“Hello?” she said.
Christopher held out his ID. “I’m Agent Marriott, with the FBI. This is my associate, Dr. Paige King. Mrs. Trenton?”
Paige saw the woman’s expression go from harassed to worried, but there was also a note of understanding there.
“This is about Nikki, isn’t it? The FBI coming all the way out here, it can only be about one thing. Have you found her?”
Paige shook her head. “We haven’t. We were hoping that we could ask you what happened that night.”
Mrs. Trenton’s expression took on a pained look.
“I hoped that you might be able to tell me,” she said. “Arthur and I were going out to dinner in the city. We got her to look after the children, the way she did a dozen times before. Then, when we got back, she was simply… gone. No note, no explanation. The children were asleep, so they couldn’t tell us what had happened, either.”
All of that fit with the report, and Paige didn’t think that they were going to get much more out of this woman or her family.
“Did Nikki ever talk about wanting to leave?” Christopher asked, obviously trying to establish if there were any reasons to think that this might just be a missing persons case. “About having a new boyfriend, maybe, or about having dreams that would mean going somewhere else?”
“No, not at all,” Mrs. Trenton said. “That was a part of what made it all so strange. She was happy here. She didn’t have any reason to leave, in spite of what the local police thought.”
That was very different from the reports at the time. Those had assumed that this was just a missing young woman. Paige was increasingly suspicious that it was more than that.
“Thank you for your time,” she said. “Is it all right if we take a look around the area?”
“Yes, of course,” Mrs. Trenton said. “You’re welcome to come in and look around too. Although I don’t know what you’ll find now that all this time has passed.”
Paige wasn’t sure either, but she felt that she and Christopher had to try.
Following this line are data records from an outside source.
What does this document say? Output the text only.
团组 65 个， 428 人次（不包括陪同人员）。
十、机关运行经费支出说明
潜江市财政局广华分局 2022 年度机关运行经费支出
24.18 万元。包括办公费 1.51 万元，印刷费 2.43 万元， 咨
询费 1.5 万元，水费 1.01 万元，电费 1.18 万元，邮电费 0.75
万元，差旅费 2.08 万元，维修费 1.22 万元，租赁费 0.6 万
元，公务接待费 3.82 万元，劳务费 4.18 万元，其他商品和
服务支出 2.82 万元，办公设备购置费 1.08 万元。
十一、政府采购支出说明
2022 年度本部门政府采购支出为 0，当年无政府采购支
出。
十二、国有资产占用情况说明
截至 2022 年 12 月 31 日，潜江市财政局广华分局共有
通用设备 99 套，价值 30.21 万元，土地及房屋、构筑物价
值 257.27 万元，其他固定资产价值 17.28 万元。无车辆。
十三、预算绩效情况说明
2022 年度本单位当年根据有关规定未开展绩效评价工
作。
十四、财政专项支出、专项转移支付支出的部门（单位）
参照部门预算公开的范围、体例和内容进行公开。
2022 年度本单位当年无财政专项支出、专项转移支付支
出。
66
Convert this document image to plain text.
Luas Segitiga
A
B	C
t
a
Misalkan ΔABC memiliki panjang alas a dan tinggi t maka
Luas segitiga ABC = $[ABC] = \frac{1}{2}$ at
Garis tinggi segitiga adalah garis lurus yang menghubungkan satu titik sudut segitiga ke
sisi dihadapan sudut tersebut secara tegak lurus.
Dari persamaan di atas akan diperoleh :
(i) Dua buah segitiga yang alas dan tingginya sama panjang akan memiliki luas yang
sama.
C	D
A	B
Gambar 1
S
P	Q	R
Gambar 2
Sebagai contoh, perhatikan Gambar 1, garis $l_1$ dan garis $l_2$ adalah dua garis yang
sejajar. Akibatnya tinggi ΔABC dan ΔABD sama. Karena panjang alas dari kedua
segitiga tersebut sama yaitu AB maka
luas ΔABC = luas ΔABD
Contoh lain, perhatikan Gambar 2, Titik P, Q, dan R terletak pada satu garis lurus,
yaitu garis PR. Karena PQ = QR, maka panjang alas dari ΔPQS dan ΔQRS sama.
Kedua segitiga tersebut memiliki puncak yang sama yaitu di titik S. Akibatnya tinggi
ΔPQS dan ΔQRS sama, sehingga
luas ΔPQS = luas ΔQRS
She tried to put herself into the head of the missing young woman; tried to work out what might have happened.
She looked over to Christopher and stepped away a little so that the two of them could talk. “Assume for a moment that she didn’t run away, because there’s no reason to think that she did.”
Christopher nodded. “That seems a reasonable enough assumption.”
“Ok, so what if it was our copycat? We know he likes to break into houses.”
“But he leaves the bodies there,” Christopher pointed out.
“But what if Nikki heard him? What if she spotted him trying to ambush her? What would she do then?”
“Call the cops, probably,” Christopher said. He didn’t have to say that there was no record of such a call in the file.
“Only if she had enough time,” Paige said. “The cops are great if you can hide in a room somewhere and wait for them, but what if he was too close for that?”
“She might have tried to fight, or run,” Christopher said. His voice said that he understood where this was going.
“I think that she would have run,” Paige said. “She saw a strange man in the house, and she would have thought about the danger the children were in. She would have tried to lead him away. She could have tried to run for one of the other houses, but since no one saw anything, my guess is that she went the other way.”
Paige looked towards the woods.
“I guess she could have tried to lose him in there,” Christopher said. “Although I’m pretty sure the local cops would have at least walked through that woodland to check for her before they wrote the whole thing off.”
“I still want to look,” Paige said. “If they weren’t really looking, they may have missed something.”
Christopher looked a little doubtful. “After so much time, it’s possible we won’t find anything.”
“It’s our best shot.”
“True.”
Together, they walked over to the patch of woodland. By day, it had a pleasant feel to it, the warmth of the sun cut through the shade of the trees and wildflowers there around their bases. At night, though? With someone chasing? Paige guessed that it would have been a terrifying place.